On s’est perdu en conjecture pour rien, son identité n’est pas un coup de théâtre.
Les 20 dernières minutes du film mettent donc en présence deux chasseurs et leur proie et comment ils vont l’appréhender…
ou pas !
Le contexte de film, à savoir d’une part la canicule (qui échauffe les esprits), et d’autre part la crise de 2011 (mouvement des indignés, manifs qui dégénèrent, crise du logement) et l’organisation des JMJ n’est pas juste une toile de fond. Ce contexte influence l’enquête d’une façon insidieuse mais bien réelle. C’est à cause des JMJ que l’enquête doit rester secrète et c’est parce que l’enquête ne s’ébruite pas que le violeur s’enhardit et devient de plus en plus violent, se sentant invulnérable. La religion est omniprésente, jusque dans le titre du film. La religion catholique imprègne la société espagnole dans des dimensions qui nous sont inconnues en France (un héritage du franquisme, entre autre) mais ici, elle n’est pas mise en cause avec des gros sabots. Elle a son importance, dans les motivations du tueur, dans le contexte, elle est omniprésente sans jamais être au centre de l’intrigue. Il y a dans « Que Dios nos perdone » de la violence, une violence crue, pas gratuite mais qui peut mettre un petit peu mal à l’aise, j’en conviens, une scène d’agression de vieille dame notamment, et la scène finale qui dure en longueur.
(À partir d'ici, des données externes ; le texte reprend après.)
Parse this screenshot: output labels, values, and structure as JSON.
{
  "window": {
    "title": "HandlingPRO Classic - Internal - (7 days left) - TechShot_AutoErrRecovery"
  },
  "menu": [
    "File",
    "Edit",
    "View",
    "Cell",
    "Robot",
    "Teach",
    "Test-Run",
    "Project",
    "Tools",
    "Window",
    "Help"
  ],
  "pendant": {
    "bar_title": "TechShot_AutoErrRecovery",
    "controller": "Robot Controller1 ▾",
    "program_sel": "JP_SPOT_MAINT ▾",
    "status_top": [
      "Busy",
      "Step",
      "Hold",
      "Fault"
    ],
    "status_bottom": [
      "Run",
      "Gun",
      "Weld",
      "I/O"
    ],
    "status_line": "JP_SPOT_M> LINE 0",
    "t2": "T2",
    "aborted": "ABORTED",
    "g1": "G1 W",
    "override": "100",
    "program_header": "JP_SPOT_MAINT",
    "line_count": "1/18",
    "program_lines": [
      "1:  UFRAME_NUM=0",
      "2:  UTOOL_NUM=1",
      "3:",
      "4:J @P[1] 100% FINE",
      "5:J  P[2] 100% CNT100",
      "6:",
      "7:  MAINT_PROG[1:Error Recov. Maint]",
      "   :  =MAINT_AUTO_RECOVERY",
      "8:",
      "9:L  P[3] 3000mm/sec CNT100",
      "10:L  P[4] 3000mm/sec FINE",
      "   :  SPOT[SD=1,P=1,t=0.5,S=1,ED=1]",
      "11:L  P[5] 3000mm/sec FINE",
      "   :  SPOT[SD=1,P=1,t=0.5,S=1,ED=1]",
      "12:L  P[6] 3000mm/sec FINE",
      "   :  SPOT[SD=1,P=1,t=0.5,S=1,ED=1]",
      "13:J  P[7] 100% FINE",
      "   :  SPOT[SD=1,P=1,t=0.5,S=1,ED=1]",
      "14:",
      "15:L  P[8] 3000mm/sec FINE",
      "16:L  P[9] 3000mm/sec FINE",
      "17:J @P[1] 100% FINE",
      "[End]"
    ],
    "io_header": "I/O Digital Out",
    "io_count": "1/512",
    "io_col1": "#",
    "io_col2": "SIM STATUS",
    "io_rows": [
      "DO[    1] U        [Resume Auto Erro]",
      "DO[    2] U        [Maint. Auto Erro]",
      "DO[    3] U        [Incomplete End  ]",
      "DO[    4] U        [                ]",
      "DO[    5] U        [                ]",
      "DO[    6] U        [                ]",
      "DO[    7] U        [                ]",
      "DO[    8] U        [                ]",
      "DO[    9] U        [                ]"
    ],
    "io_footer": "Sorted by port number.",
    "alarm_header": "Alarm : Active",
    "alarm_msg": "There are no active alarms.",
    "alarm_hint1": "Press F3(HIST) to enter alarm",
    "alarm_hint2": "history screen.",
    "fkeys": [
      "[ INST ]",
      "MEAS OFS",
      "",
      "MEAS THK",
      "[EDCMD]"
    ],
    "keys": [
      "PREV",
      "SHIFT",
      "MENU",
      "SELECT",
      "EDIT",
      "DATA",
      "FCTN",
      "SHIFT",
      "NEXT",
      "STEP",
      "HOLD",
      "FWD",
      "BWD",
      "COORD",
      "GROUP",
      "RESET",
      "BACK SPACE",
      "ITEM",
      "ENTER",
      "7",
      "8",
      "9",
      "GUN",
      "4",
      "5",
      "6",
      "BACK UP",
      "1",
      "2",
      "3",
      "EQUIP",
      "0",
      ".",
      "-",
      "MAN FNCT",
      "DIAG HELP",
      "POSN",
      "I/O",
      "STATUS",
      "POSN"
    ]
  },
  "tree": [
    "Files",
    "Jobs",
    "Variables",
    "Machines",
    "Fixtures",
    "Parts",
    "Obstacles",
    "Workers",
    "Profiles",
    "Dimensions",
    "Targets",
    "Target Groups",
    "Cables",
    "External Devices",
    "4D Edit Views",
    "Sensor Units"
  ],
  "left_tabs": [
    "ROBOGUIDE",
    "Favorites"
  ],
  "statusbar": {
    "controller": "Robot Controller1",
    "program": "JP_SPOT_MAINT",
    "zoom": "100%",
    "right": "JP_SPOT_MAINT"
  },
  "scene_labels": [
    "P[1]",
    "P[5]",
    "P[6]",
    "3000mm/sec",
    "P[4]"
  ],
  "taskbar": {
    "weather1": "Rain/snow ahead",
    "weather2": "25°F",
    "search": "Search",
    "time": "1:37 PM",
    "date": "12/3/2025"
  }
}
Le scénario ne donne pas toutes les clefs des motivations psychiatriques du violeur de vieilles dames, il suggère et laisse le spectateur imaginer le pire, l’ignoble, l’abominable… C’est encore pire, je crois, de laisser les imaginations divaguer sur la question ! Il n’y a pas grand choix dans le rayon des petits défauts si ce n’est quelques incohérences :
des pièces à conviction mise dans une poche sans protection plastique (et les empreintes ? l’ADN ?), ou bien une absence inexplicable de scellés sur une scène de crime (et c’est une erreur qui va se payer cash !).
On pourrait passer l’éponge sur ces erreurs un peu grossières si ces deux éléments n’allaient pas être au centre de la résolution (ou pas) de l’enquête ! Mais franchement, à part ces quelques détails, quel bon film que ce polar espagnol ! Quand il a cette qualité, cette personnalité et cette densité, le cinéma européen n’a rien à envier à personne.